Leafing through the colorful pages of Aloha Kitchen not only made me want to hop right on a plane and visit Alana’s home islands, it also made me want to cook all the food that this inspiring woman put together. Alana was born and grew up in Hawai’i. Her life there, her family’s stories and their recipes shaped her style of cooking that’s as versatile as her home islands’ culture: a rich melting pot, influenced by Polynesian settlers, by British, Spanish, Chinese, Japanese, Portuguese, Korean, and Filipino immigrants, explorers, workers, and sailors, all of them leaving marks in the islands’ eclectic food culture. The local recipes are fresh and hearty, complex and simple, there’s tender meat, light seafood, dumplings, noodles, and veggies. It’s a vibrant kitchen cosmos that proves that we are at our best when we allow cultures and traditions to mix and create pure delicious beauty!

Lomi Salmon

from Aloha Kitchen by Alana Kysar, Ten Speed Press, 2019

Mind that the salmon needs to be cured for 24 hours and then soaked in an ice-water bath for 1 hour!
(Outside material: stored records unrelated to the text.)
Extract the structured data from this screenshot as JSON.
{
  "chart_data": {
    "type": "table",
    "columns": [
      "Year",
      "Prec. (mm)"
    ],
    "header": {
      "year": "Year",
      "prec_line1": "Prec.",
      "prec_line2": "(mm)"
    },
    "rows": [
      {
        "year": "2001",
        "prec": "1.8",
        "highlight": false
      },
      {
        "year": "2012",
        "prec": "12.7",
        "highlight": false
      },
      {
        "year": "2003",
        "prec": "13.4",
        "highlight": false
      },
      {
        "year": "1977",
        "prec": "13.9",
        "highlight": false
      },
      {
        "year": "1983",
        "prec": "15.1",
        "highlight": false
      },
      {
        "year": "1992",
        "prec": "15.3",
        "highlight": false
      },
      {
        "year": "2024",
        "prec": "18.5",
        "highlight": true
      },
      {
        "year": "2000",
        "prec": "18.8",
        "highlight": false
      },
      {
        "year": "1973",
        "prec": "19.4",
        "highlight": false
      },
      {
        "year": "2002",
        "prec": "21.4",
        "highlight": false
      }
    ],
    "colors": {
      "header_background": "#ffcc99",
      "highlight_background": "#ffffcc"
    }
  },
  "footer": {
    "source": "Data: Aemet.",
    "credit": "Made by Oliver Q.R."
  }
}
225g / 1⁄2 pound salmon fillet, skinned and boned
50g / 1⁄4 cup Hawaiian salt (‘alaea) (I used my flaky sea salt from Gozo)
4 Roma tomatoes, seeded and chopped
2 small Maui onions, peeled and chopped (I used 1 medium yellow onion, cut in half and thinly sliced)
6 green onions, green parts only, chopped
1⁄4 teaspoon gochugaru (Korean red chili pepper flakes) (I used 1/2 teaspoon Piment d’Espelette)
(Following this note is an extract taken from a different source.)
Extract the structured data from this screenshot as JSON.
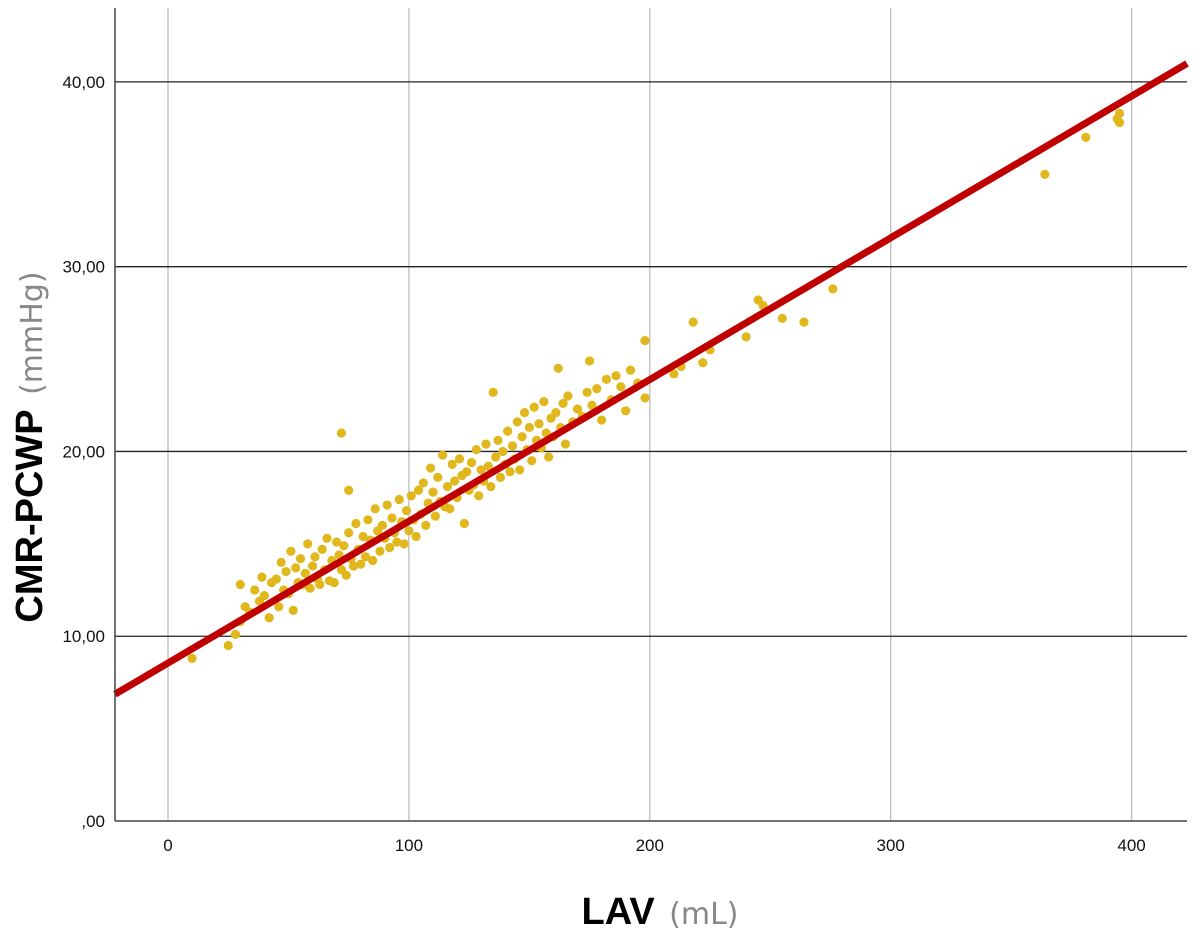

Place the salmon in a nonreactive rimmed dish or pan large enough for the fillet to lie flat and evenly coat both sides with the salt. Cover the dish with plastic wrap and refrigerate for 24 hours.

The next day, prepare an ice-water bath by filling a large bowl with a handful of ice and water. 

Rinse the salt from the fish and soak the fish in the ice-water bath for 1 hour. Slice the salmon into 0.5-to 1.25-cm / 1⁄4-to 1⁄2-inch cubes and place them into a nonreactive bowl. Add the tomatoes, Maui onions, green onions, and gochugaru and gently toss with your hands. Cover the bowl with plastic wrap and refrigerate for several hours before serving.